Obesi, svuotamento gastrico rallentato e perdita di peso grazie a liraglutide

In pazienti adulti obesi trattati con liraglutide si è ottenuta una maggiore perdita di peso e un ritardo nello svuotamento gastrico rispetto ai pazienti che avevano assunto placebo. Questo è quanto riportato in uno studio pilota, randomizzato, controllato con placebo e pubblicato su The Lancet Gastroenterology & Hepatology.

In pazienti adulti obesi trattati con liraglutide si è ottenuta una maggiore perdita di peso e un ritardo nello svuotamento gastrico rispetto ai pazienti che avevano assunto placebo. Questo è quanto riportato in uno studio pilota, randomizzato, controllato con placebo e pubblicato su The Lancet Gastroenterology & Hepatology.

“Nella pratica clinica, la misurazione dello svuotamento dello stomaco a 5 settimane può servire come biomarcatore per determinare quali pazienti dovrebbero continuare il trattamento con un determinato farmaco e quali pazienti potrebbero essere candidati migliori per altri trattamenti al fine di perdere peso" ha sottolineato in un comunicato stampa Michael Camilleri, gastroenterologo presso la Mayo Clinic.

Liraglutide, un agonista del recettore GLP-1 a lunga durata d' azione, è approvato per il trattamento dell' obesità ma non conosciamo ancora completamente i meccanismi alla base della sua azione.
In questo lavoro i ricercatori della Mayo Clinic a Rochester in USA, hanno confrontato gli effetti di liraglutide contro placebo sulle funzioni motorie gastriche, sazietà e peso in individui obesi nel corso di 16 settimane di trattamento.

Camilleri e colleghi hanno valutato 40 pazienti adulti con body mass index (BMI) di almeno 30 kg/m2 assegnati casualmente a liraglutide sottocutaneo 3 mg  (n=19) o placebo (n=21) per 16 settimane per determinare il cambiamento nello svuotamento gastrico dei solidi (tempo impiegato per svuotare lo stomaco da metà del pasto radiomarcato) misurato a 5 e 16 settimane.
I risultati secondari hanno incluso la perdita di peso a 5 e 16 settimane, i volumi di sazietà e digiuno e i volumi gastrici postprandiali a 16 settimane.

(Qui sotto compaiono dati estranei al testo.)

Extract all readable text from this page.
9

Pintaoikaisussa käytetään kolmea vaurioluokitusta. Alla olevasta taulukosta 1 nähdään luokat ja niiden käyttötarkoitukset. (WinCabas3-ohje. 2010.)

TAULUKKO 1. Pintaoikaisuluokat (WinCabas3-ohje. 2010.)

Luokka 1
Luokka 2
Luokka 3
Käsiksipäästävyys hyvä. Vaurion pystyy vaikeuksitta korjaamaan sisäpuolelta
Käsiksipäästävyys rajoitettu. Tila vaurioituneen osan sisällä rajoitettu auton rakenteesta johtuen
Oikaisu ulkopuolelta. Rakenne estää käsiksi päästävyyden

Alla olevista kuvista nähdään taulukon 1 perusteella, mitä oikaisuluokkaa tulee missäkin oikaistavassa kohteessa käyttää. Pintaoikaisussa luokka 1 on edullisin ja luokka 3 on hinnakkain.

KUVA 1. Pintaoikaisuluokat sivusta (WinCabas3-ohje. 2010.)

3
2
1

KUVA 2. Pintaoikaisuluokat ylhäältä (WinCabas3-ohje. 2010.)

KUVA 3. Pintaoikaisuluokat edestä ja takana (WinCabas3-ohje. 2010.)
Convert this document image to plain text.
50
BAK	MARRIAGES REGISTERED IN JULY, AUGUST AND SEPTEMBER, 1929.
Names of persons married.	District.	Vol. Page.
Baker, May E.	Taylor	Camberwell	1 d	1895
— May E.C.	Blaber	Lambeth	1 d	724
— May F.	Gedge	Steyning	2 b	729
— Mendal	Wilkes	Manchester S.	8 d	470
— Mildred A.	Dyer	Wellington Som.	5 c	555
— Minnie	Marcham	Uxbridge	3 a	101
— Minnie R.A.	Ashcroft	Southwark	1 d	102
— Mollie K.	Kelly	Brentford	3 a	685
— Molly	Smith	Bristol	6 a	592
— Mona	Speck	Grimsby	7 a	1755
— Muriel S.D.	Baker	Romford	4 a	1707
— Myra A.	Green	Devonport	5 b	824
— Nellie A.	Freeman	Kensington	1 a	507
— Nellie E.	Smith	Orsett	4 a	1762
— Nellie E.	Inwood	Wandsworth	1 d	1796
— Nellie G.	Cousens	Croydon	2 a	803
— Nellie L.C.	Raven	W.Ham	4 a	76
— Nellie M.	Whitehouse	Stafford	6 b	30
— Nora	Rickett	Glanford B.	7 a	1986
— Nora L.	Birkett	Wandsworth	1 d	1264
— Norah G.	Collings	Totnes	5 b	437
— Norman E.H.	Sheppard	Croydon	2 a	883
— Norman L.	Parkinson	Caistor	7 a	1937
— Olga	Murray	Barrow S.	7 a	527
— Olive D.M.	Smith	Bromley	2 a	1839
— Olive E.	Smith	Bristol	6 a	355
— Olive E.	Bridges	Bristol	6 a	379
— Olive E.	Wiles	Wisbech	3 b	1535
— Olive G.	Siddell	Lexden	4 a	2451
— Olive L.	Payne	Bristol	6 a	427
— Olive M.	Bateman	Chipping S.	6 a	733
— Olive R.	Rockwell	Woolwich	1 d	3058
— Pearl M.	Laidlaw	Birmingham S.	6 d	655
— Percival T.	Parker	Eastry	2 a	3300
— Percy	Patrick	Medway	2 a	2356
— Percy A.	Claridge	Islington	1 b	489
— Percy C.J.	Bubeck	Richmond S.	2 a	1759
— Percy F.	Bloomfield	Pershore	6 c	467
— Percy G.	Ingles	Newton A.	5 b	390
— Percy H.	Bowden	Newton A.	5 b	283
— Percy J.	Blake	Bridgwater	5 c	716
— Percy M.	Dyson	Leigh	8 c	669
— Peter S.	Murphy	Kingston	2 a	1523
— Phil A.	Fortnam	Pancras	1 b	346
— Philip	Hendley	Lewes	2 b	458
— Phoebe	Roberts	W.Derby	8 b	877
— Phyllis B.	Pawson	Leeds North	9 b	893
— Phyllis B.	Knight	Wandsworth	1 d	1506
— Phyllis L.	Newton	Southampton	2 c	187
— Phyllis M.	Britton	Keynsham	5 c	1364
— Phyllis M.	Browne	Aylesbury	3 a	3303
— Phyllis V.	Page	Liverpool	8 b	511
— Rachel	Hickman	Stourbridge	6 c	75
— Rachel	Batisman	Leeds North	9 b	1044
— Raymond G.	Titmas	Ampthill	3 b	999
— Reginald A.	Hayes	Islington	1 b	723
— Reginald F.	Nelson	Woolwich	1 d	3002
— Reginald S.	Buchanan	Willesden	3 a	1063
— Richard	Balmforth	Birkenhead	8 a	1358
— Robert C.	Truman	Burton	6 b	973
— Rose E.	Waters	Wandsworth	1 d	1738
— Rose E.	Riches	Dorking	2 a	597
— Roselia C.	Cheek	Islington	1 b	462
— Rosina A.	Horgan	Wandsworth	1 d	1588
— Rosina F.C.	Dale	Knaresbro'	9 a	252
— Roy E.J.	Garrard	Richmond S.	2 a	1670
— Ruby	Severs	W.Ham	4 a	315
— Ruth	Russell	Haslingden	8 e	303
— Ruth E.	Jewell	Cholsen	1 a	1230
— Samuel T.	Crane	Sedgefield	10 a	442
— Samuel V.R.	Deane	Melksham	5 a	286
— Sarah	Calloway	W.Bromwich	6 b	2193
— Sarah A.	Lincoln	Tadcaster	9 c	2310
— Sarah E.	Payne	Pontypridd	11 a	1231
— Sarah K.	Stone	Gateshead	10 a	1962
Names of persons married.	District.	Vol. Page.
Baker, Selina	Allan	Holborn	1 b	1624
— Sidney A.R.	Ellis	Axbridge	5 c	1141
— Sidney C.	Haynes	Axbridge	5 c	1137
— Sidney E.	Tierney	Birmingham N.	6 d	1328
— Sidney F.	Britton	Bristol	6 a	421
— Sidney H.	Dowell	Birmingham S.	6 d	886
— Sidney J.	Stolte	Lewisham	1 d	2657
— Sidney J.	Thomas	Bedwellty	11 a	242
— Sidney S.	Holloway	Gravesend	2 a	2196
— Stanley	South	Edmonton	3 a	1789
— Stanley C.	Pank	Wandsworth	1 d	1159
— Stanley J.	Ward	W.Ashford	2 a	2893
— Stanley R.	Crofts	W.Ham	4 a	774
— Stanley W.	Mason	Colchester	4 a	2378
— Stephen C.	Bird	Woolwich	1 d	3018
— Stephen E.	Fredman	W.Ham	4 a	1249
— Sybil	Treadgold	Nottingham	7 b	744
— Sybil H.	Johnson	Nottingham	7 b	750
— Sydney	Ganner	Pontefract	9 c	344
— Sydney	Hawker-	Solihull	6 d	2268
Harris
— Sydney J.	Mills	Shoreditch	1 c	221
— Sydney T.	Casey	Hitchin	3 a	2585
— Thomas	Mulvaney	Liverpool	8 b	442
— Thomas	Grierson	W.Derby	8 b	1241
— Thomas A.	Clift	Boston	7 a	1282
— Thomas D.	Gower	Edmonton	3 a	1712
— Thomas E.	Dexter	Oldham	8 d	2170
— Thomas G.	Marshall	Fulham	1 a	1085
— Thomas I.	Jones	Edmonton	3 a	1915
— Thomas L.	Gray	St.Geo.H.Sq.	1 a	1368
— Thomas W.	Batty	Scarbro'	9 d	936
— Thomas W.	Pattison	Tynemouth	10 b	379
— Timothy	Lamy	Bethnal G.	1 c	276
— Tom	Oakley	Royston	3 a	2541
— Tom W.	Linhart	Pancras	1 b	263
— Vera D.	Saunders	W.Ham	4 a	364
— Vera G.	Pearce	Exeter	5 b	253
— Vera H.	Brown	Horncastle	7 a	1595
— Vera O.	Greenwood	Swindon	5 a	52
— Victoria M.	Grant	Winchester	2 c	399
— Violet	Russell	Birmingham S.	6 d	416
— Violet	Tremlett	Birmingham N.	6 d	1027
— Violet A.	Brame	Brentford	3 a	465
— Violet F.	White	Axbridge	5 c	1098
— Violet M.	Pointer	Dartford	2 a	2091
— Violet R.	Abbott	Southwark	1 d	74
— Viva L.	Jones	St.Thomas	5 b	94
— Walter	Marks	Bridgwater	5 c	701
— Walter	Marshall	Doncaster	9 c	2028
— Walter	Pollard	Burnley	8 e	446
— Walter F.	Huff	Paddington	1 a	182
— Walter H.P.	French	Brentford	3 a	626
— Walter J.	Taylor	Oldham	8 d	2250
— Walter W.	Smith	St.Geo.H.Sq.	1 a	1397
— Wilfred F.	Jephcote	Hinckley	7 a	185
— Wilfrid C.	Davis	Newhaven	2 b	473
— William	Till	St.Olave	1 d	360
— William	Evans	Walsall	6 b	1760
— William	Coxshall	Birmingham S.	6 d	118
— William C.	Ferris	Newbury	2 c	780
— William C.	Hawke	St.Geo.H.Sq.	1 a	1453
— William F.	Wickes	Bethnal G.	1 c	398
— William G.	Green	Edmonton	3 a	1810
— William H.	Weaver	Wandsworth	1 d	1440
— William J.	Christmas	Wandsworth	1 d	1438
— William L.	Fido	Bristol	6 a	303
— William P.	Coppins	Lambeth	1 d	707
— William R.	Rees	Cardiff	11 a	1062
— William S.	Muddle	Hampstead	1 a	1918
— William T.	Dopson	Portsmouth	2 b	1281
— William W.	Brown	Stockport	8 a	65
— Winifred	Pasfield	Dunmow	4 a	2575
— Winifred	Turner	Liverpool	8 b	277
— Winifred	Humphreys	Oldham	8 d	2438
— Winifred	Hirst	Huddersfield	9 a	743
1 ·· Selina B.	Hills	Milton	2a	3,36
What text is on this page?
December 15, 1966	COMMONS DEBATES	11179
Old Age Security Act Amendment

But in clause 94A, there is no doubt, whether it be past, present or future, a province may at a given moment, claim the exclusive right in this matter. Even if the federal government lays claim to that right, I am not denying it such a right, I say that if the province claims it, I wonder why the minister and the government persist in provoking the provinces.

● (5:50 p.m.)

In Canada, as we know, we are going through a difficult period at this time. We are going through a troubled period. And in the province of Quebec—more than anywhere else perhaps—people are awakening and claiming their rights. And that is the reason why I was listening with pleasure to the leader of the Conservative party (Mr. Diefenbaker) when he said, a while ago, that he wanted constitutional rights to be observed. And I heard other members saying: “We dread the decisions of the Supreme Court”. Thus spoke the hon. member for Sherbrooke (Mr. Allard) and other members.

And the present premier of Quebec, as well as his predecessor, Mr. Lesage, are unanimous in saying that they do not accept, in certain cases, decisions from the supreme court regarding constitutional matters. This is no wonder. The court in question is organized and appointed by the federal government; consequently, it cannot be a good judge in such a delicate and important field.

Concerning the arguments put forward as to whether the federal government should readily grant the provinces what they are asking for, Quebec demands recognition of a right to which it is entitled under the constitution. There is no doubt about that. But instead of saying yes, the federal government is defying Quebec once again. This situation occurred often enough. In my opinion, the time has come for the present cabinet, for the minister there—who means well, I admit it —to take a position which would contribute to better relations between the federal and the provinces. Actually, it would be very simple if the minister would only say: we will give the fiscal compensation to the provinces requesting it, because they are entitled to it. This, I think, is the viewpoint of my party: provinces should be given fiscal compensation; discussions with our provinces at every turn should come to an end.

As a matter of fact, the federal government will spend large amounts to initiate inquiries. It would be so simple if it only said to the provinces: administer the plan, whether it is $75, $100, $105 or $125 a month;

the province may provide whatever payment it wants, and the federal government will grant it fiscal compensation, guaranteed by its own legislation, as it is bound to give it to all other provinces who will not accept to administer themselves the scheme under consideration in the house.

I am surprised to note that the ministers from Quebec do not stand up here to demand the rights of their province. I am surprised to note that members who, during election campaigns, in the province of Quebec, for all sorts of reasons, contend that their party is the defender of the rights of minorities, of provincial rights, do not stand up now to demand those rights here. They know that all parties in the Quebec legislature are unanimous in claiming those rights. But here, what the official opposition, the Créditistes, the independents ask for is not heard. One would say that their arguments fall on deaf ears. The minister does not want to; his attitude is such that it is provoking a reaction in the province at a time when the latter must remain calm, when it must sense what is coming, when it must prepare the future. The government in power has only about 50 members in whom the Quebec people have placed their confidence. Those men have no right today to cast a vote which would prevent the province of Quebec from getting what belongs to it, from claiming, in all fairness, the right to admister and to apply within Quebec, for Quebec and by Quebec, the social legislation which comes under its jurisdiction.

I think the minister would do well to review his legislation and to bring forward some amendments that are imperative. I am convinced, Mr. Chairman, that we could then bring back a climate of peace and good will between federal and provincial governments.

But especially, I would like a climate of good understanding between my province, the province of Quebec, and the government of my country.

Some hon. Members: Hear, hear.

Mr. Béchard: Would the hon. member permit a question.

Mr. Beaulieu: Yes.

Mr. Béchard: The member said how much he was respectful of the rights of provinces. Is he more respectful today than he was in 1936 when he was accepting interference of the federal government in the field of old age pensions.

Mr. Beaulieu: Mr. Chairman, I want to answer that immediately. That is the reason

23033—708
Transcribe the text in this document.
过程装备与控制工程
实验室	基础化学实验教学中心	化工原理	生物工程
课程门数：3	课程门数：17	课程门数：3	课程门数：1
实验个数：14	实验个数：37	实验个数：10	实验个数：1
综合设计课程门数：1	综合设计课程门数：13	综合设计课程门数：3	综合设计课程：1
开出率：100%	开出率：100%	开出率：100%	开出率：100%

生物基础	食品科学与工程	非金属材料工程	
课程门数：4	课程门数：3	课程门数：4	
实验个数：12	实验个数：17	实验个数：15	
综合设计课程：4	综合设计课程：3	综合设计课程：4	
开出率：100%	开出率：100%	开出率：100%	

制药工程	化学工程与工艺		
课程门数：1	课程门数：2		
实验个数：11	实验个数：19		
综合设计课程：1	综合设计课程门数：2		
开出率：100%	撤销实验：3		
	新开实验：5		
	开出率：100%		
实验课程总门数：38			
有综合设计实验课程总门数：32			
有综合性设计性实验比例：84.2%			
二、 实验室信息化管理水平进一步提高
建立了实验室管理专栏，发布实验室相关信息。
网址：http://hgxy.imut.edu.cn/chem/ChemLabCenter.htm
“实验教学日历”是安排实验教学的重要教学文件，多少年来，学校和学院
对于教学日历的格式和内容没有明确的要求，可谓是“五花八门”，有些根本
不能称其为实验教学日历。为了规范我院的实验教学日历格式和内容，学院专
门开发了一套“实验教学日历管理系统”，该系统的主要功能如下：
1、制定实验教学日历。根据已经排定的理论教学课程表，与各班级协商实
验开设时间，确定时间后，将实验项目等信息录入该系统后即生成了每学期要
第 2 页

Liraglutide o placebo sono stati aumentati da 0 a 6 mg/die ogni settimana per 5 settimane e sono stati assunti fino alla settimana 16. Dopo 5 settimane la liraglutide ha ritardato lo svuotamento gastrico (mediana, 70 minuti) rispetto al basale. I partecipanti che avevano assunto placebo hanno avuto una perdita di peso mediano maggiore rispetto a quelli assegnati placebo a 5 settimane (3,7 kg vs. 0,6 kg; p<0.0001) e 16 settimane (5,3 kg vs. 2,5 kg; p=0. 0009). La misura del volume massimo tollerato di sazietà era inferiore nel gruppo liraglutide a 16 settimane rispetto al gruppo placebo (mediana, 750 mL vs. 1.126 mL; p=0.054).

Non sono state osservate differenze significative per quanto riguarda il volume, la sazietà, il digiuno o i volumi gastrici post-prandiali tra i due gruppi alla 16a settimana.
Come hanno sottolineato gli autori, liraglutide sembra essere molto efficace nell’ indurre la perdita di peso in 3 mesi di trattamento. Questo farmaco ha significativamente rallentato lo svuotamento gastrico e il grado di ritardo nello svuotamento dello stomaco (per i solidi) nei partecipanti allo studio è stato significativamente associato con il grado di perdita di peso.

Valutazioni sullo svuotamento gastrico dei solidi dopo circa 1 mese di trattamento potrebbero aiutare ad identificare i pazienti che probabilmente risponderebbero a lungo termine a liraglutide con perdita di peso significativo.

Vincenzo Stanghellini, docente di Medicina e Chirurgia presso l'Università di Bologna, ha scritto in un editoriale di accompagnamento che il punto di forza principale dello studio è che "le funzioni gastriche sono state misurate nel modo più rigoroso possibile utilizzando le tecniche attualmente disponibili".

“L'effetto clinico”-ha proseguito Stanghellini- “esercitato sullo svuotamento gastrico è importante non solo da un punto di vista scientifico, ma anche per ragioni pratiche, in quanto la misurazione di questa funzione gastrica dopo circa 1 mese di trattamento potrebbe aiutare ad identificare i pazienti che a lungo termine risponderebbero a liraglutide con una significativa perdita di peso, evitando così trattamenti inefficaci e costosi in pazienti non rispondenti”.

Halawi H. et al. Effects of liraglutide on weight, satiation, and gastric functions in obesity: a randomised, placebo-controlled pilot trial. The Lancet Gastroenterology and Hepatology.